17 Edom będzie temat’zdumienie; wszyscy przechodnie będą zdumieni i gwiżdżą na widok wszystkich jego ran.
18 To będzie Jak nieszczęście spotkało Sodomę i Gomorę oraz sąsiednie miasta – mówi Pan – nikt tam nie będzie mieszkał, żaden syn człowieczy nie będzie się tam osiedlał.

19 Oto jak lew nadciąga z gęstwiny Jordanu na pastwisko wieczne; nagle sprawię, że ucieknie Edom, I osadzę tam tego, którego wybrałem. Bo któż jest do mnie podobny? Kto mnie rozgniewa? I który pasterz stanie przeciwko mnie?
20 Posłuchajcie teraz planu, jaki Pan powziął przeciwko Edomowi, i zamiarów, jakie uknuł przeciwko mieszkańcom Temanu. Tak, zostaną zmieceni Jak słabe owce; tak, ich pastwisko będzie w zdumieniu.
21 Na odgłos ich upadku zadrżała ziemia, a głos ich głosów słychać było aż nad Morzem Czerwonym.
22 Oto On wzbija się w górę i unosi jak orzeł, rozpościera skrzydła swoje nad Bozrą. Serce wojowników Edomu staje się w owym dniu jak serce rodzącej kobiety.

23 Przeciw Damaszkowi.

Chamat i Arfad są zdezorientowani, ponieważ otrzymali złe wieści; są przerażeni; to wzburzone morze, którego nie da się uspokoić.
24 Damaszek jest bezsilny, ucieka, ogarnia go strach, trwoga i bóle go ściskają, jak kobietę rodzącą.
25 Jakże zupełnie opustoszałe jest to wspaniałe miasto, miasto rozkoszy i radości!
26 Także młodzieńcy jej polegli na jej placach i wszyscy jej wojownicy; zginą w owym dniu - wyrocznia Pana Zastępów.
27 I rozniecę ogień na murach Damaszku, i strawi pałace Ben-Hadada.

28 Przeciw Kedarowi i królestwom Hasoru, które pokonał Nabuchodonozor, król babiloński.

Tak mówi Pan: Powstańcie!
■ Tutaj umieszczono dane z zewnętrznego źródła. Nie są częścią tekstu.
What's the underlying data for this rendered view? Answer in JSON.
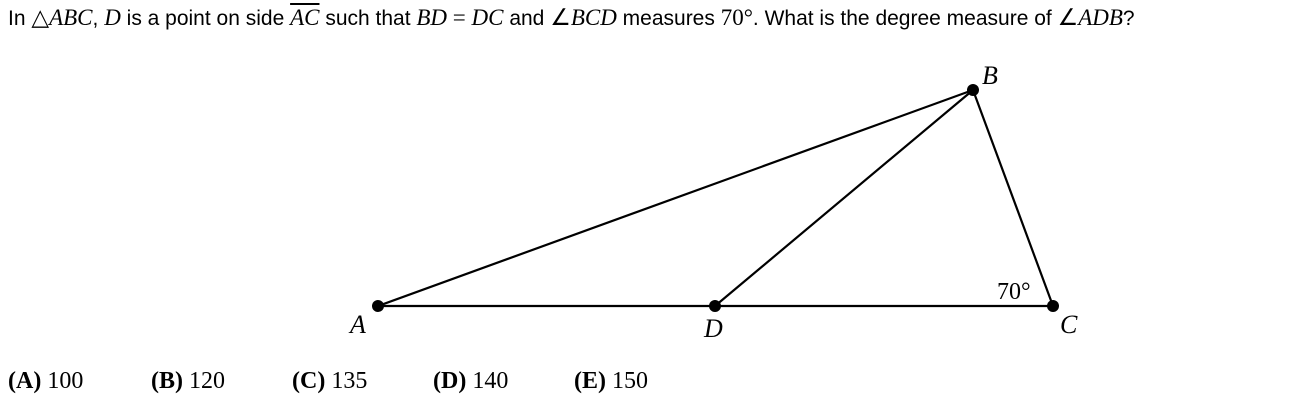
{
  "question": {
    "t1": "In ",
    "tri_symbol": "△",
    "abc": "ABC",
    "t2": ", ",
    "d": "D",
    "t3": " is a point on side ",
    "ac": "AC",
    "t4": " such that ",
    "bd": "BD",
    "eq": " = ",
    "dc": "DC",
    "t5": " and ",
    "angle_symbol": "∠",
    "bcd": "BCD",
    "t6": " measures ",
    "deg70": "70°",
    "t7": ". What is the degree measure of ",
    "angle_symbol2": "∠",
    "adb": "ADB",
    "t8": "?"
  },
  "figure": {
    "labels": {
      "A": "A",
      "B": "B",
      "C": "C",
      "D": "D"
    },
    "angle_label": "70°"
  },
  "choices": [
    {
      "letter": "(A)",
      "value": "100"
    },
    {
      "letter": "(B)",
      "value": "120"
    },
    {
      "letter": "(C)",
      "value": "135"
    },
    {
      "letter": "(D)",
      "value": "140"
    },
    {
      "letter": "(E)",
      "value": "150"
    }
  ]
}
Wyruszcie przeciwko Cedrowi, wytępijcie synów Wschodu!
29 Niech znikną ich namioty i trzody, niech znikną ich zasłony, cały ich bagaż i wielbłądy! Niech zawołają: Trwoga zewsząd!
30 Uciekajcie z całych sił, zbierzcie się razem, mieszkańcy Hasoru! – wyrocznia Pana. Bo Nabuchodonozor, król babiloński, uknuł przeciwko wam plan, uknuł spisek przeciwko wam.
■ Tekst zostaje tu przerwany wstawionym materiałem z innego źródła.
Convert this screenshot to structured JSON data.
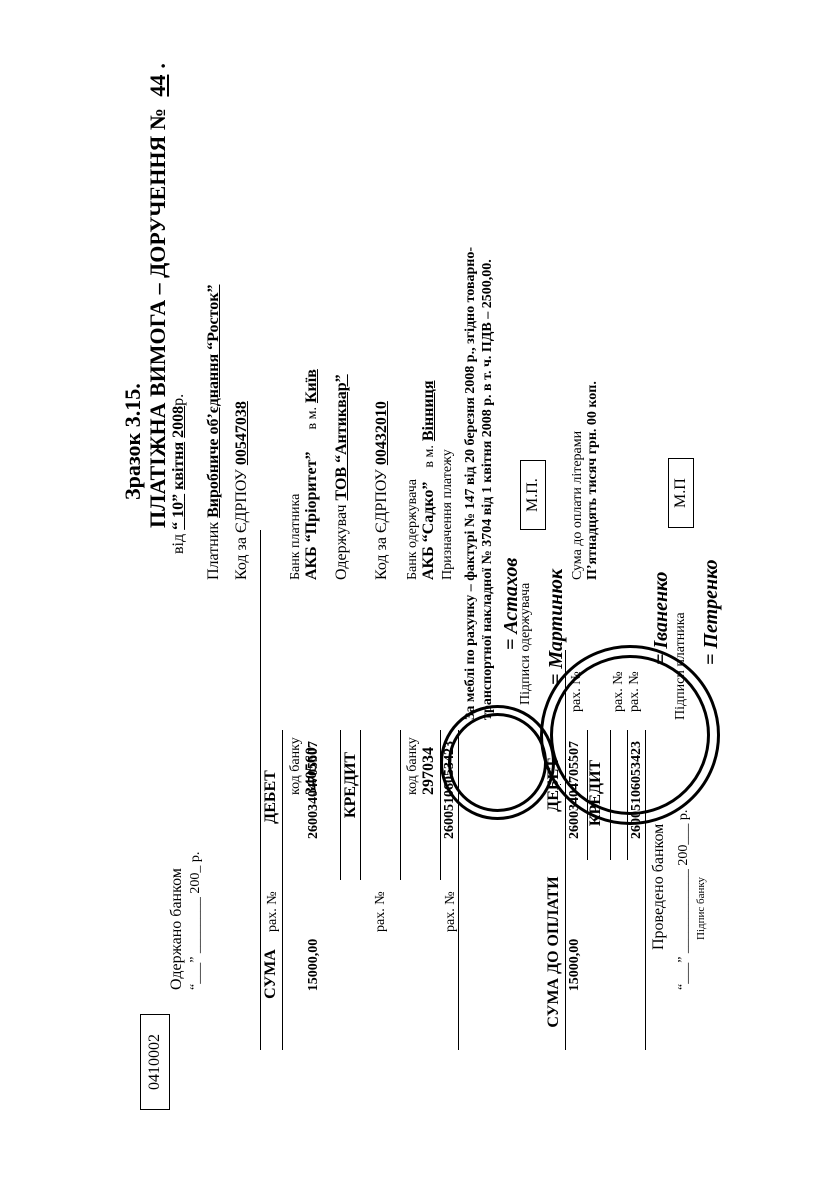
{
  "header": {
    "sample": "Зразок 3.15.",
    "title": "ПЛАТІЖНА ВИМОГА – ДОРУЧЕННЯ №",
    "number": "44",
    "form_code": "0410002",
    "date_prefix": "від",
    "date_day": "10",
    "date_month": "квітня",
    "date_year": "2008",
    "date_suffix": "р."
  },
  "received": {
    "label": "Одержано банком",
    "line": "“___” ________ 200_ р."
  },
  "payer": {
    "label": "Платник",
    "name": "Виробниче об’єднання “Росток”",
    "edrpou_label": "Код за ЄДРПОУ",
    "edrpou": "00547038",
    "bank_label": "Банк платника",
    "bank_name": "АКБ   “Пріоритет”",
    "city_label": "в м.",
    "city": "Київ",
    "bank_code_label": "код банку",
    "bank_code": "340560",
    "account_label": "рах. №"
  },
  "recipient": {
    "label": "Одержувач",
    "name": "ТОВ “Антиквар”",
    "edrpou_label": "Код за ЄДРПОУ",
    "edrpou": "00432010",
    "bank_label": "Банк одержувача",
    "bank_name": "АКБ “Садко”",
    "city_label": "в м.",
    "city": "Вінниця",
    "bank_code_label": "код банку",
    "bank_code": "297034",
    "account_label": "рах. №"
  },
  "table1": {
    "debit": "ДЕБЕТ",
    "sum": "СУМА",
    "credit": "КРЕДИТ",
    "debit_account": "26003404705507",
    "amount": "15000,00",
    "credit_account": "26005106053423"
  },
  "purpose": {
    "label": "Призначення платежу",
    "line1": "За меблі по рахунку – фактурі № 147 від 20 березня 2008 р., згідно товарно-",
    "line2": "транспортної накладної № 3704 від 1 квітня 2008 р. в т. ч. ПДВ – 2500,00."
  },
  "signatures_top": {
    "sign1": "= Астахов",
    "label": "Підписи одержувача",
    "sign2": "= Мартинюк",
    "mp": "М.П."
  },
  "sum_words": {
    "label": "Сума до оплати літерами",
    "text": "П’ятнадцять тисяч грн. 00 коп."
  },
  "table2": {
    "debit": "ДЕБЕТ",
    "sum": "СУМА ДО ОПЛАТИ",
    "credit": "КРЕДИТ",
    "debit_account": "26003404705507",
    "amount": "15000,00",
    "credit_account": "26005106053423",
    "account_label": "рах. №"
  },
  "signatures_bottom": {
    "sign1": "= Іваненко",
    "label": "Підписи платника",
    "sign2": "= Петренко",
    "mp": "М.П"
  },
  "processed": {
    "label": "Проведено банком",
    "line": "“___” ____________ 200___ р.",
    "bank_sign": "Підпис банку"
  }
}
31 Powstańcie! Wyruszcie przeciwko ludowi, który czuje się bezpiecznie, który mieszka bezpiecznie w swoim domu – wyrocznia Pana – który nie ma bram ani zasuw, który mieszka osobno.
32 Ich wielbłądy będą twój łupy i mnóstwo ich trzód twój Łupy. Rozproszę ich na wszystkie wiatry, tych ludzi z ogolonymi skroniami, i zewsząd ich doprowadzę do ruiny – wyrocznia Pana.
33 I Hasor stanie się siedliskiem szakali, miejscem pustkowiem na wieki. Nikt tam nie zamieszka i żaden syn człowieczy nie będzie tam przebywał.
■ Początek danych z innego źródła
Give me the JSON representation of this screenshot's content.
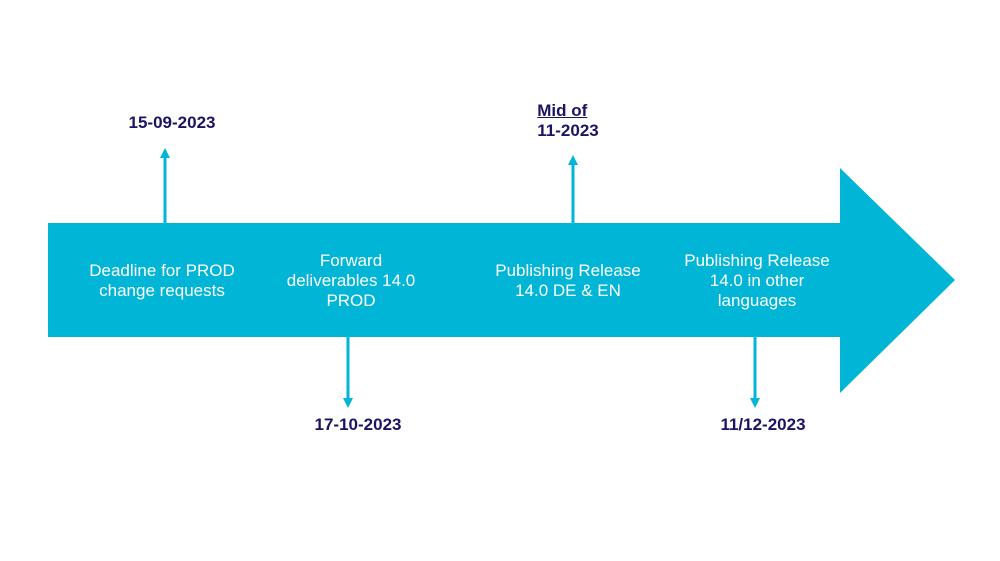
{
  "colors": {
    "arrow": "#00b5d6",
    "connector": "#00b5d6",
    "date_text": "#1b1464",
    "label_text": "#ffffff"
  },
  "milestones": [
    {
      "label": "Deadline for PROD\nchange requests",
      "date_prefix": "",
      "date": "15-09-2023",
      "direction": "up"
    },
    {
      "label": "Forward\ndeliverables 14.0\nPROD",
      "date_prefix": "",
      "date": "17-10-2023",
      "direction": "down"
    },
    {
      "label": "Publishing Release\n14.0 DE & EN",
      "date_prefix": "Mid of",
      "date": "11-2023",
      "direction": "up"
    },
    {
      "label": "Publishing Release\n14.0 in other\nlanguages",
      "date_prefix": "",
      "date": "11/12-2023",
      "direction": "down"
    }
  ]
}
34 Słowo Pańskie, które doszło proroka Jeremiasza w Elamie na początku panowania Sedekiasza, króla judzkiego, mówiące:

35 Tak mówi Pan Zastępów: Oto Ja złamię łuk Elamu, źródło jego siły.
36 Sprowadzę na Elam cztery wiatry z czterech krańców nieba i rozproszę ich na wszystkie te wiatry, i nie będzie narodu, do którego nie przybyliby uciekinierzy z Elamu.
37 Sprawię, że Elam zadrży przed swoimi wrogami i przed tymi, którzy czyhają na jego życie. Sprowadzę na nich nieszczęście, ogień zapalczywości mojego gniewu – wyrocznia Pana. Poślę za nimi miecz, aż ich wytępię.
38 Umieszczę mój tron w Elamie i zniszczę jego króla i jego przywódców - wyrocznia Pana.
39 A przy końcu dni odeślę jeńców z Elamu - wyrocznia Pana.

Rozdział 50

1 Słowo, które wypowiedział Pan o Babilonie, o kraju Chaldejczyków, przez proroka Jeremiasza.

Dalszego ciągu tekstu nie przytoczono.